When we think about the atrocities done during WWII, we think of the Holocaust, Hiroshima & Nagasaki, or Nanking Massacre. Nevertheless, there is one special Japanese unit that was active in WWII that committed atrocities that will put any nightmare written in any horror stories to shame. The name of that infamous unit is “The Kamo detachment” or “Ishi Unit” but we usually know it as “Unit 731”.
As a special detachment of the “Kwantung Army” of Japan; Unit 731 operated from Zhongma fortress in Northern China. From here they carried out many biological experiments on nearly 3000 human test subjects for the purpose of “epidemic prevention research” but eventually those experiments were aimed at creating “weaponized diseases”. Before giving any details of some of those gruesome experiments, cautious advice that the following details can be graphic.
These experiments were conducted on mostly Chinese, Koreans, and several other prisoners of wars (POWs) and captured civilians. Weapons such as guns, bayonets, and even flamethrowers were used upon bound prisoners to see the impact of such weapons. Beyond that, they were crushed with heavy objects to see how much the human body can endure. Prisoners were forced to only drink seawater and also different human and animal blood were injected into them to see the clotting process.

Xinhua via Getty Images, Date unspecified.
One of the most common experiments was “frostbite testing”. During this, prisoners were kept in a freezing environment. Then the researchers used various crude methods to thaw out their frozen limbs. They tried burning their limbs, beating it with a cane, or just crushing it. Sometimes prisoners were forced to freeze to see how long the human body can endure the cold. Moreover, the researchers of Unit 731 never used proper anesthesia on their test subjects. They infected them with disease and then cut them open while they were alive. Afterward, they did research on the infected body parts such as the kidney, heart, and lung. Some of their limbs were cut open and then were reattached on other parts of the body. Some of their limbs were crushed or frozen to see the progress of the disease through their bloodstream.
While some people might think that these were brutal and enough but this is not the end of these experiments. Accounts of the unit’s activities have been built around many former member’s testimonies, photographs, and documentary evidence. From this information, it was known that they experimented with human fetuses. They did that by forcing the infected prisoners to rape the female prisoners and even male prisoners. It was done to see how those diseases can transmit from one another, especially through pregnancy. Unit 731 became quite desperate to produce “weaponized disease” at the end of the war. So they went with this “experiments through rape” more and more until a successful pregnancy happened. Afterward, they conducted more studies on the fetus or the babies. Keep in mind, none of the test subjects ever survived.

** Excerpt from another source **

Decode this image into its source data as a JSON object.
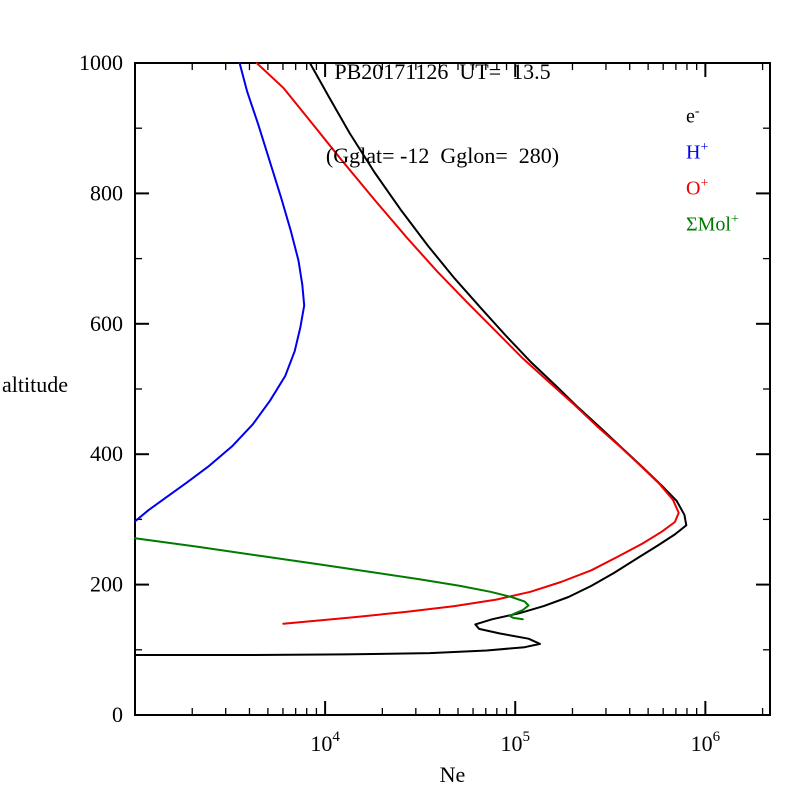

If they somehow survived the disease, they were shot afterward. Prisoners of Unit 731 weren’t even called prisoners, they were called “Maruta”, or wooden logs in Japanese.
As for the fate of Unit 731, after the war, only a few of them who were detained by the USSR was persecuted. Those of them captured by the Americans survived any trials by handing out all their research in exchange. Later, the USA ignored most of the victim accounts of unit 731 as communist propaganda. Some of the Unit 731 researchers, like Hisato Yoshimura, who was in charge of the frostbite experiments, went on to have medical posts in public and private sectors in Japan.
Only in late 1990, Japan acknowledged the unit’s existence. However, they offered no detail about it whatsoever. A former nurse named Toyo Ishii of unit 731, said that she helped bury the remains of victims of Japan’s biological warfare program at a site in Tokyo, as US forces moved into the Japanese capital during the end of the war. According to her testimony, she and others like her were ordered to bury and destroy any of the paperwork or body parts of the biological experiments done during the war.
As of today, there’s so little we know about what happened and how much the people suffered in Unit 731’s prisoner’s camp. The hope is that people will acknowledge this atrocity even after all these years.